What is the real deal?

This sort of ethical concern only means anything within the group - where a curator is seen as having all the power and the individual against the group having none.

This is not the case - artists have power. Even the tender little shoots who will be crushed by being edited out or ostracized.

Imagine being curated out of a show because of a curator/artist who has his ear so far to the ground he is in it?

Do you want to be a part of that?

If that show is seen as being cannonical (like a textbook/catalog summation), of course you should be able to address the omission of your relevant contributions to the scene, or the genre, or the style, or the movement, or the zeitgeist, or the stylistics, or your parallel developments and doppelganger status as a shadow cabinet to the mainstream within the subculture.

Just as the sub culture is the answer to the mainstream of the dominant.

But even if you are a vital part of a community, does not the donut have a hole? Do rivers not have banks? Does sand have consciousness?
Deep the rivers run, sleepless.

In this web of associations we draw lines - and these lines are what get us into trouble, black and white, white and black. Let the red run!

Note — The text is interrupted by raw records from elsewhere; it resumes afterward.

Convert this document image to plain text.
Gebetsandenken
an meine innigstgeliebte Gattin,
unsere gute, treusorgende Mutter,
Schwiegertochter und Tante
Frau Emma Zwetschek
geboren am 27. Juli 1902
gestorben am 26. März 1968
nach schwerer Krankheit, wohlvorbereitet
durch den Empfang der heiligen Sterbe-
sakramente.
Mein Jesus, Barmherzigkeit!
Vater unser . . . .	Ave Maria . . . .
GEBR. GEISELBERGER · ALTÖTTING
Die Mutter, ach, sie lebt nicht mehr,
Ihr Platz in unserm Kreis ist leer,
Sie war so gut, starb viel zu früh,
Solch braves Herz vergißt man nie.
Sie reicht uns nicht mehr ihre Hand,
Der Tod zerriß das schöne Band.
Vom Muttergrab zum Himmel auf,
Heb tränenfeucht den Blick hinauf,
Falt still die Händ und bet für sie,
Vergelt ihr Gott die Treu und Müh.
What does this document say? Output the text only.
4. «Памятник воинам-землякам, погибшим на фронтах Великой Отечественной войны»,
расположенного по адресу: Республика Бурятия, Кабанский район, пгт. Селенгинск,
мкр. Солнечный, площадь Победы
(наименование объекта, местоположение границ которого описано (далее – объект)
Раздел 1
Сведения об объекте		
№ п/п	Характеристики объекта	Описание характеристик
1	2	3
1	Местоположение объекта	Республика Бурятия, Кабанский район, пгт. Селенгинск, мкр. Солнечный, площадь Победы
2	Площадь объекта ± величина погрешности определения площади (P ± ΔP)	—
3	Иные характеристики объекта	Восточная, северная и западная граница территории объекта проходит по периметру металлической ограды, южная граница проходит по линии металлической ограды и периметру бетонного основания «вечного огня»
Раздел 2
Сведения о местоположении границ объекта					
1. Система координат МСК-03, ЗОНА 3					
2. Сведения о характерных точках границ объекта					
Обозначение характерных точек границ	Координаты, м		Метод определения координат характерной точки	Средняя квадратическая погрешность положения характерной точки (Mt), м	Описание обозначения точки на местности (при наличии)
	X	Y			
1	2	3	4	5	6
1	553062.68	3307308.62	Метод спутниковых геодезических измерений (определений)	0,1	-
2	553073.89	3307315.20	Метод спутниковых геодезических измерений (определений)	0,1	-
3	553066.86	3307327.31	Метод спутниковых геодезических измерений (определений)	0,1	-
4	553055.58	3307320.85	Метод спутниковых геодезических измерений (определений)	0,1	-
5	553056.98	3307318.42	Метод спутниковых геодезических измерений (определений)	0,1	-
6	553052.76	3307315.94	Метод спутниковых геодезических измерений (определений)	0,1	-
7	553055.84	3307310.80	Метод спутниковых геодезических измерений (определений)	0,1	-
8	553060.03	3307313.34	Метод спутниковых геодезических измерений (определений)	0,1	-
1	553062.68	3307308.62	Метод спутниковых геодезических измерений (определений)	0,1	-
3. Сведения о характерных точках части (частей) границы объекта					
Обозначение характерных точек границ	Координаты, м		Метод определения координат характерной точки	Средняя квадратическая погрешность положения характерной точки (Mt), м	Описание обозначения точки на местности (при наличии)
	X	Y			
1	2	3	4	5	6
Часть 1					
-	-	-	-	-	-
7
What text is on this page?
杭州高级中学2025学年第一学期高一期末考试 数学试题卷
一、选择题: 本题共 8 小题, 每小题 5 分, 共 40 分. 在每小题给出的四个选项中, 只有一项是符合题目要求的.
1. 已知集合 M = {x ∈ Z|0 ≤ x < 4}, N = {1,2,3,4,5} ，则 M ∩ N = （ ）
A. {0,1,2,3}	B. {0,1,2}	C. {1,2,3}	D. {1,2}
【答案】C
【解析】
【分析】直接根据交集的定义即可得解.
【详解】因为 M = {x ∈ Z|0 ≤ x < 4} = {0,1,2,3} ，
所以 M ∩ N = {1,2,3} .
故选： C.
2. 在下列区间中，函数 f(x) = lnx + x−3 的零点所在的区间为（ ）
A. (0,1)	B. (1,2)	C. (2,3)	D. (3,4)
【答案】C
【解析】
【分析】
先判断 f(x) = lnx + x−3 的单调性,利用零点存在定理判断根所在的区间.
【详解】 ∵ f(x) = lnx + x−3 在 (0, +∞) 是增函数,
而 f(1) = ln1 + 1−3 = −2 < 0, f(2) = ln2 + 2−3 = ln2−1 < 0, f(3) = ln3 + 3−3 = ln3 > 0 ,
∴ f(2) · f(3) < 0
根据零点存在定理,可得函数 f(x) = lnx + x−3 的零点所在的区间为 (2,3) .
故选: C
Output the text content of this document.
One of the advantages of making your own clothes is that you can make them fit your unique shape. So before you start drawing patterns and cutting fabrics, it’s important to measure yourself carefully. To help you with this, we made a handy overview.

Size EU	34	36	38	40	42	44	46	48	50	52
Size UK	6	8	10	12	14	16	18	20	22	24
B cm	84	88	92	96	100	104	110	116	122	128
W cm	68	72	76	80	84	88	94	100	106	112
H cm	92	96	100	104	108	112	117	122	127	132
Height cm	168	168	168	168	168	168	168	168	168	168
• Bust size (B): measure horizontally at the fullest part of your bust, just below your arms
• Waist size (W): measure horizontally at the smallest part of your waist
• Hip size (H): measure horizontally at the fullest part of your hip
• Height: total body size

Leap froogies leap; the lethal lines!

Divide and conquer has ever been the strategy of power - and as I mentioned long ago, everyone is guilty, even semi-populist (and very generous) Winkleman, of making distinctions.

Us and them. You can be what you want. Pick a side but don't be both at the same time, it confuses people.

At the least, change your name and wear a hat.

1/19/2009 05:13:00 PM  
Anonymous Anonymous said...

I’ve come across this thread quite by accident, but it has been quite an amusing read.

Some things need to be put into perspective, and rated by their importance.

Let’s for example imagine that:

Your “Curator Camp” were Catholics, and
Your “Organized by Camp” were Protestants.
Depending on what part of the world you live in,
you may have murdered each other by now!

Some people find that violent kind of religion just fine, but they have completely forgot the end-game. Christian’s who are more interested in their manmade rules and denominations are going to find out the hard way, that they should have only been worried about God’s opinion. Nothing else counts!

And I would say the same of you lot! There is nothing written here that makes me think you give a damn about the art on display, how well it will be received by the public, or if the review will be favorable or not. Quarreling about the title of the person who has busted his/her ass to put on a show, is pretty low on the “importance meter”. The art needs to move people, the art needs to sell, the public opinion about the show needs to be positive. Nothing else counts!